Polycarbonate, a very useful material for ID-card manufacturing, is relatively sensitive to influences such as chemical stress and ageing. Similar to other applications, a wider range of properties and a better peak performance can be achieved by material combinations that provide synergies to each other. This article gives an insight into the latest developments in ID-card materials and illustrates the superior performance that can be achieved by using intelligently balanced mixtures of materials. Based on results from the Agfa Gevaert R&D laboratories, Rainer Rettig looks into the performance of ID-cards made from composite materials from all relevant angles, including the most essential one, the cost of such a product.
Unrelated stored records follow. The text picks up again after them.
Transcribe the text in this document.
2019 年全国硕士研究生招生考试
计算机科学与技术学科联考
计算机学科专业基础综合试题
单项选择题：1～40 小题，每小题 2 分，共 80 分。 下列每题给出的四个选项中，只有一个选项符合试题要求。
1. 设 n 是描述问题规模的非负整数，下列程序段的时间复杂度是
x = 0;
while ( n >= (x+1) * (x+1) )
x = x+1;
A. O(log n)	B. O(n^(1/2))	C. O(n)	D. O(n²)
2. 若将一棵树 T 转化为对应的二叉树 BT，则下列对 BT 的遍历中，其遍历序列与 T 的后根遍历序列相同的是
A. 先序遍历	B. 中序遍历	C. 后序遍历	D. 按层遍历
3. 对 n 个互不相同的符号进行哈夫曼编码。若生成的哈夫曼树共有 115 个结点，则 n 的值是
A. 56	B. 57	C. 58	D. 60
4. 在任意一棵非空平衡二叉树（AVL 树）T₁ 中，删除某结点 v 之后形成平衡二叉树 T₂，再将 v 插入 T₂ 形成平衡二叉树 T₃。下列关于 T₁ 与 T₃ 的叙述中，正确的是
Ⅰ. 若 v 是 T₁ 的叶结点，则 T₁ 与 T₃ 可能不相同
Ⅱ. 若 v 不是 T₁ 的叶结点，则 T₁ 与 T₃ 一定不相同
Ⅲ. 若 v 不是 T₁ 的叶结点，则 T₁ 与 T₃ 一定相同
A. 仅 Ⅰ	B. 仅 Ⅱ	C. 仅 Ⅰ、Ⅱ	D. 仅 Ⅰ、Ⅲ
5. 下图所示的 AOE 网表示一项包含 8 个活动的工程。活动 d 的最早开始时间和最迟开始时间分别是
Polycarbonate, a very useful material for ID-card manufacturing, is relatively sensitive to influences such as chemical stress and ageing. Similar to other applications, a wider range of properties and a better peak performance can be achieved by material combinations that provide synergies to each other. This article gives an insight into the latest developments in ID-card materials and illustrates the superior performance that can be achieved by using intelligently balanced mixtures of materials. Based on results from the Agfa Gevaert R&D laboratories, Rainer Rettig looks into the performance of ID-cards made from composite materials from all relevant angles, including the most essential one, the cost of such a product. ID-documents with a validity of 10 years or more demand an enhanced robustness of materials used. Although the current applications are pushed to their limits, the evolution of materials is artificially slowed down. More than 85% of today’s tenders for ID-1 sized documents face a substantial error in their basic material design. Instead of defining properties or requesting proof of performance and guarantees, the Requests For Quote define a polymer that has become the industries’ standard answer to cards that require a long life span, namely polycarbonate or PC. By bending the rules of a tendering process bidders are prevented to offer new solutions and superior materials to enter the scene of long life ID documents.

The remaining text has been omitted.